The tech is deleting videos that could be valuable evidence for prosecutors.

Lose/Lose Situation

In recent years, governments have repeatedly called upon Facebook and other social media platforms to do a better job of removing extremist content — specifically, anything promoting terrorism.

Many have turned to artificial intelligence to help them answer that call, but now an investigation by The Atlantic has revealed that these AIs might inadvertently be helping terrorists get away with their heinous crimes — by deleting valuable evidence of them.

Citizen Investigators

The Atlantic piece cites a 2017 Facebook video in which a terrorist oversees the execution of 18 people. Facebook removed the video, but not before it could spread across the internet.

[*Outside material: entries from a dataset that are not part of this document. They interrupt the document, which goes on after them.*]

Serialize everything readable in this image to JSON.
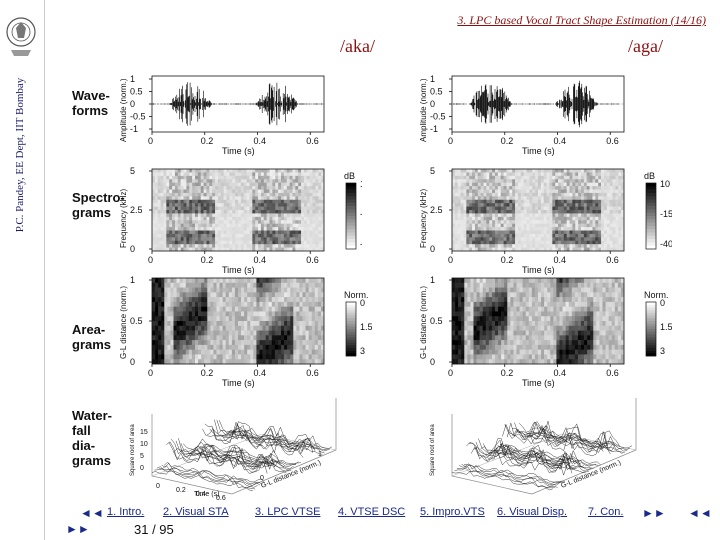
{
  "sidebar": {
    "vertical_text": "P.C. Pandey, EE Dept, IIT Bombay"
  },
  "header": {
    "title": "3. LPC based Vocal Tract Shape Estimation (14/16)"
  },
  "words": {
    "left": "/aka/",
    "right": "/aga/"
  },
  "row_labels": {
    "waveforms": [
      "Wave-",
      "forms"
    ],
    "spectrograms": [
      "Spectro-",
      "grams"
    ],
    "areagrams": [
      "Area-",
      "grams"
    ],
    "waterfall": [
      "Water-",
      "fall",
      "dia-",
      "grams"
    ]
  },
  "panels": {
    "waveform": {
      "ylabel": "Amplitude (norm.)",
      "xlabel": "Time (s)",
      "yticks": [
        "1",
        "0.5",
        "0",
        "-0.5",
        "-1"
      ],
      "xticks": [
        "0",
        "0.2",
        "0.4",
        "0.6"
      ]
    },
    "spectrogram": {
      "ylabel": "Frequency (kHz)",
      "xlabel": "Time (s)",
      "yticks": [
        "5",
        "2.5",
        "0"
      ],
      "xticks": [
        "0",
        "0.2",
        "0.4",
        "0.6"
      ],
      "colorbar_title": "dB",
      "colorbar_ticks": [
        "10",
        "-15",
        "-40"
      ]
    },
    "areagram": {
      "ylabel": "G-L distance (norm.)",
      "xlabel": "Time (s)",
      "yticks": [
        "1",
        "0.5",
        "0"
      ],
      "xticks": [
        "0",
        "0.2",
        "0.4",
        "0.6"
      ],
      "colorbar_title": "Norm.",
      "colorbar_ticks": [
        "0",
        "1.5",
        "3"
      ]
    },
    "waterfall": {
      "zlabel": "Square root of area",
      "xlabel": "Time (s)",
      "ylabel": "G-L distance (norm.)",
      "zticks": [
        "15",
        "10",
        "5",
        "0"
      ],
      "xticks": [
        "0",
        "0.2",
        "0.4",
        "0.6"
      ],
      "yticks": [
        "0",
        "1"
      ]
    }
  },
  "footer": {
    "prev": "◄◄",
    "links": [
      "1. Intro.",
      "2. Visual STA",
      "3. LPC VTSE",
      "4. VTSE DSC",
      "5. Impro.VTS",
      "6. Visual Disp.",
      "7. Con."
    ],
    "next_right": "►►",
    "back_far": "◄◄",
    "next_left": "►►",
    "page": "31 / 95"
  }
}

People all across the globe analyzed the video, which led to the discovery that the execution took place in Libya and that the man ordering it was Mahmoud Mustafa Busayf al-Werfalli, an Al-Saiqa commander.

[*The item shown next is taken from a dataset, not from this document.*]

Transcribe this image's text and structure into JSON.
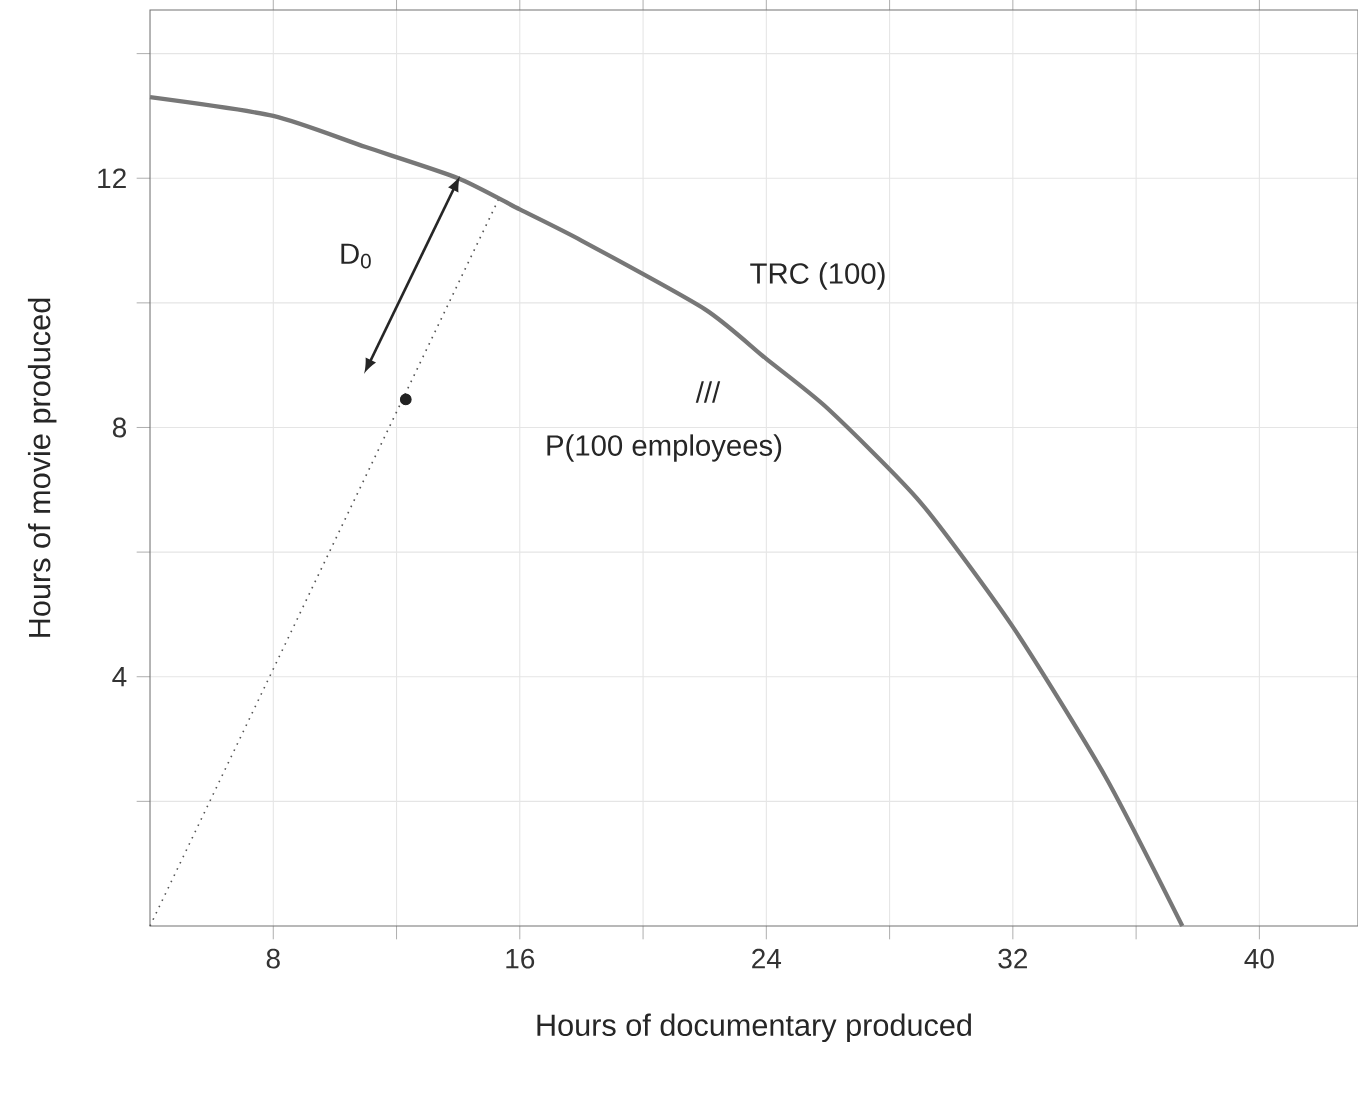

The subsequent warrant for Werfalli's arrest included several references to the Facebook video and others like it.

Lost Evidence

Since then, the content-filtering algorithms used by Facebook, YouTube, and the like have gotten far more advanced — they now automatically remove huge swathes of extremist content, sometimes even before it reaches the eyes of a single user.

And that's a major win in many respects — but the trade-off may be the loss of evidence that prosecutors could use to hold warlords, dictators, and terrorists accountable for their crimes.